Das will in jeder Hinsicht erobert werden. Es ist zum Teil in die Erde eingegraben, in Form einer auf einem Hügel oberhalb der Drau abgelegten silbernen Röhre mit 135 Meter Länge und neun Meter Breite. Wer das Haus besuchen will, muss auf die warme Jahreszeit warten, sich einer Führung anschließen – und im Fall des Falles auch Betreuung für den Nachwuchs organisiert haben. Denn Kinder sind im Museum Liaunig erst „ab 12 Jahren herzlich willkommen“ – Resultat der Weigerung des Landes Kärnten, sich auch nur in geringster Form an der Vermittlungsarbeit im Museum zu engagieren. So bleibt die Kunst eben Privatsache.
Jetzt ist es wieder so weit. Unter dem etwas trockenen Titel „Realität und Abstraktion 2“ ist die Sammlung, deren genereller Schwerpunkt die österreichische Kunst nach 1945 ist, neu aufgestellt und das Museum wieder für ein halbes Jahr geöffnet. Die Mühe lohnt sich. Mit dem Schwerpunkt konkrete und reduktive Tendenzen ab 1980 nimmt diese Aufstellung einen bis heute eher unterdrückten Aspekt des heimischen Kunstgeschehens in den Fokus. Denn im Fahrwasser der abstrakten Expressionisten, des Wiener Aktionismus und der Neuen Wilden – denen mit unterschiedlicher zeitlicher Gewichtung in den bisherigen Jahresausstellungen des Museums eine Plattform gegeben wurde – führten geometrisch-abstrakte und formal strengere Äußerungen auch in der Wahrnehmung der österreichischen Kunst seit jeher ein Stiefmütterchendasein. Ausnahmen bestätigen da nur die Regel.
Von Sol Lewitt bis Eva Schlegel
Rund 200 Werke hat Herbert Liaunig höchstpersönlich ausgewählt, Sohn Peter Liaunig zeichnet für die Architektur und gestalterische Transparenz der Ausstellung verantwortlich. Die meisten Werke stammen aus den letzten drei Jahrzehnten, mit Referenzen auf die Generation der Väter und Mütter. Es ist durchaus als Signal zu verstehen, dass sich darunter prestigeträchtige internationale Positionen wie Josef Albers, Sol Lewitt, Pierre Soulages, Alighiero Boetti alias Alighiero e Boetti oder Franz Erhard Walther befinden. Für die historischen Beiträge der Ausstellung – etwa die meditativen Skulpturen von Karl Prantl, Marc Adrians Op-Art, die lettristischen Bilder Heinz Gappmayrs, die geometrische Malerei einer Helga Philipp, Hildegard Joos oder eines Hermann J. Painitz oder die installativen Arbeiten von Roland Goeschl, Klaus Pinter, Fritz Panzer – bilden sie ein Netzwerk, das über die heimische Szene hinausgehende diskursive Zusammenhänge aufzeigt. Für die Künstler der mittleren und jüngeren Generation – von Franz Graf bis Eric Kressnig, Eva Schlegel bis Suse Krawagna, Helmut Bruch bis Michael Kienzer – zählen sie hingegen zum Kanon.
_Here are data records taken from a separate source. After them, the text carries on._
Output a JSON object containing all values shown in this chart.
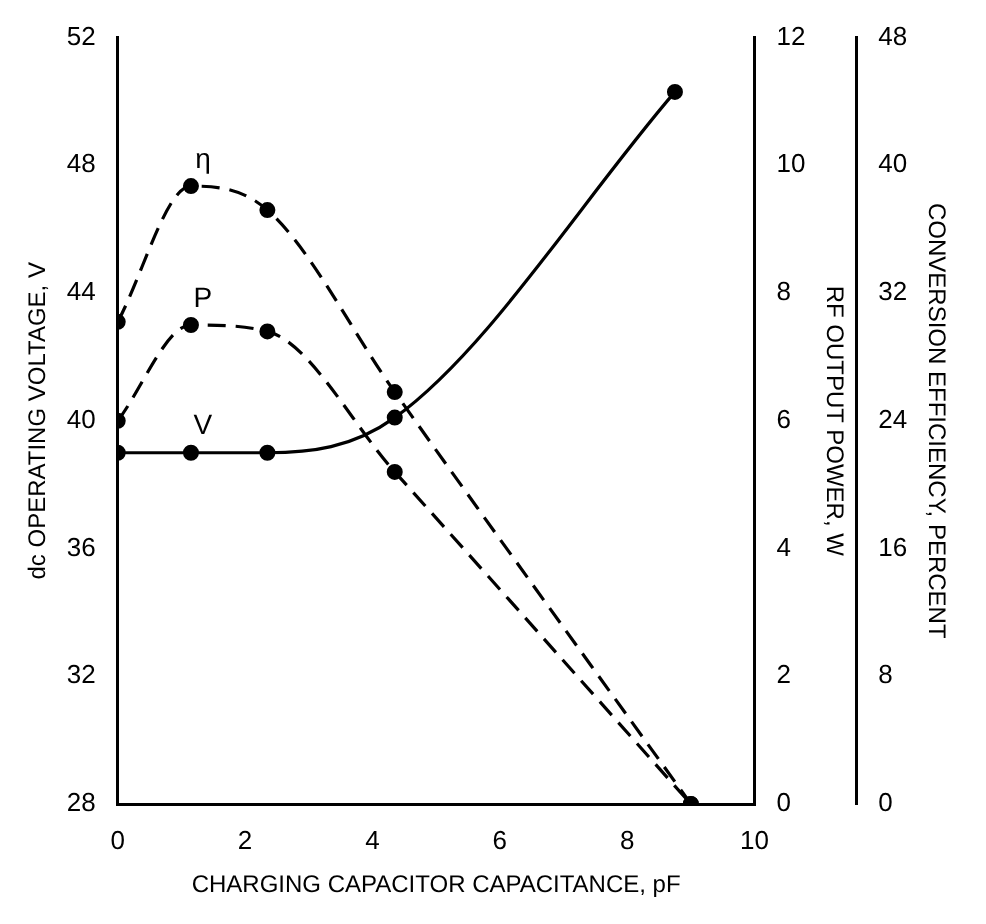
{
  "chart_data": {
    "type": "line",
    "xlabel": "CHARGING CAPACITOR CAPACITANCE, pF",
    "ylabel": "dc OPERATING VOLTAGE, V",
    "y2label": "RF OUTPUT POWER, W",
    "y3label": "CONVERSION EFFICIENCY, PERCENT",
    "xlim": [
      0,
      10
    ],
    "xticks": [
      0,
      2,
      4,
      6,
      8,
      10
    ],
    "ylim": [
      28,
      52
    ],
    "yticks": [
      28,
      32,
      36,
      40,
      44,
      48,
      52
    ],
    "y2lim": [
      0,
      12
    ],
    "y2ticks": [
      0,
      2,
      4,
      6,
      8,
      10,
      12
    ],
    "y3lim": [
      0,
      48
    ],
    "y3ticks": [
      0,
      8,
      16,
      24,
      32,
      40,
      48
    ],
    "grid": false,
    "legend": false,
    "marker": "circle",
    "series": [
      {
        "name": "V",
        "color": "#000000",
        "line_style": "solid",
        "x": [
          0,
          1.15,
          2.35,
          4.35,
          8.75
        ],
        "values": [
          39,
          39,
          39,
          40.1,
          50.3
        ]
      },
      {
        "name": "P",
        "color": "#000000",
        "line_style": "dashed",
        "axis": "y2",
        "x": [
          0,
          1.15,
          2.35,
          4.35,
          9
        ],
        "values": [
          6,
          7.5,
          7.4,
          5.2,
          0
        ]
      },
      {
        "name": "η",
        "color": "#000000",
        "line_style": "dashed",
        "axis": "y3",
        "x": [
          0,
          1.15,
          2.35,
          4.35,
          9
        ],
        "values": [
          30.2,
          38.7,
          37.2,
          25.8,
          0
        ]
      }
    ]
  }
}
Es ist ein Atout dieser Ausstellung, dass sie in keiner Weise didaktisch daherkommt. Stattdessen werden in oft spielerischer Hängung immer wieder überraschende Bezüge zwischen ganz unterschiedlichen Werken hergestellt. So lässt sich der Rundgang ganz heiter mit einer Konfrontation von Hans Schabus' riesenhaften leicht ramponierten Urtiere-Replicas und den riesigen Scheibenbildern Robert Schaberls an. Ein Ölzantscher Stein wiederum wird zur gewichtigen Klammer zwischen einer Schriftarbeit Heimo Zobernigs aus den 1990ern und einer frühen Arte-Povera-Stickerei Alighiero Boettis. Oder das Schimmern zeichenhafter Formen vermittelt zwischen unterschiedlichen Medien – wie im Fall von Wolfgang Ernsts verschlüsselten Textbildern, deren Buchstabenformationen sich über ihren Umriss mit einer aluminiumleichten „Maschine“ von Michael Kienzer kurzschließen.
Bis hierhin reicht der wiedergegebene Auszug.